MICROWAVE AND LASER RADIATION ELECTROMAGNETIC DIRECTED ENERGY WEAPONS CAN DO WHAT NUKES DO -- SILENTLY, INVISIBLY, TO ENTIRE NATIONS OR TO 'TARGETED' INDIVIDUALS.
AND THE U.S. GOVERNMENT HAS DEPLOYED THIS HARMFUL, MIND- AND BODY-DEGRADING TECHNOLOGY AGAINST ITS OWN CITIZENS...
A BUSH-LEGACY AMERICAN GENOCIDE THAT TEAM OBAMA HAS FAILED TO STOP.

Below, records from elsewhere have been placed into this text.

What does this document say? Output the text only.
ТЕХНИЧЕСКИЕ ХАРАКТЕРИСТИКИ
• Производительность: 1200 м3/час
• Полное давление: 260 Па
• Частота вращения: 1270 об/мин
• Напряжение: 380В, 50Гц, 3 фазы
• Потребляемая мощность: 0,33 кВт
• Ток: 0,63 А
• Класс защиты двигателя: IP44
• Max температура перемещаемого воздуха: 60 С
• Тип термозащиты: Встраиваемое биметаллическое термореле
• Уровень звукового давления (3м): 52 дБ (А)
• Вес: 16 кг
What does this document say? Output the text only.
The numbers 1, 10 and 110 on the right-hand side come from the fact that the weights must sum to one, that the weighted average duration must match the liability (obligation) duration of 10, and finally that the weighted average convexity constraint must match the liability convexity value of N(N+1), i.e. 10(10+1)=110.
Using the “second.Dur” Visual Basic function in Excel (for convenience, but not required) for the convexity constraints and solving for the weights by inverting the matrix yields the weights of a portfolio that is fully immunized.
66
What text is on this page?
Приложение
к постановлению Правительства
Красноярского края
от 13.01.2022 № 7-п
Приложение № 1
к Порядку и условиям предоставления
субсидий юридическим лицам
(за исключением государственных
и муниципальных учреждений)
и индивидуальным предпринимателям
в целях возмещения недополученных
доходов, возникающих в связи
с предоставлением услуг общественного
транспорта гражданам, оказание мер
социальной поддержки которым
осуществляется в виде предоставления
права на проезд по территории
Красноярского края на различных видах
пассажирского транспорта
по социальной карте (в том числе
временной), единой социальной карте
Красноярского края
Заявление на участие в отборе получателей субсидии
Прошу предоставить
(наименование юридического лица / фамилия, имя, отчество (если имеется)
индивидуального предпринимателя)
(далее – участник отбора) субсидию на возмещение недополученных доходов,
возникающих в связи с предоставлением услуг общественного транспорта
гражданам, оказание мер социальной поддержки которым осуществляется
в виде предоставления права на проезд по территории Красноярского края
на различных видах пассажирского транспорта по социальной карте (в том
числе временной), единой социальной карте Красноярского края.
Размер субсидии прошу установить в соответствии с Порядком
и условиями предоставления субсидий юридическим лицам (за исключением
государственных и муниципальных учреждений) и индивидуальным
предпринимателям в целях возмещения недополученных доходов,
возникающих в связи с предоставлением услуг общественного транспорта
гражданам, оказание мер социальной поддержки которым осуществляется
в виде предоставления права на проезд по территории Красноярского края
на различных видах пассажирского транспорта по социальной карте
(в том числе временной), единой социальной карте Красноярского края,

A federal-local multi-agency coordinated action program -- an ongoing legacy of the Bush-Cheney years -- is committing a quiet genocide on thousands of unjustly targeted Americans via microwave/laser weaponry; covert financial exploitation; and a grassroots vigilante army fronted by community policing, town watch and anti-terrorism units who use covertly placed warrantless GPS devices, and cell phones, to stalk their targets -- protected by federal and local law enforcement who know all about it...
...an American Gestapo hiding in plain sight, unreported by a complacent mainstream media, unaddressed by naive and apparently misinformed Obama officials.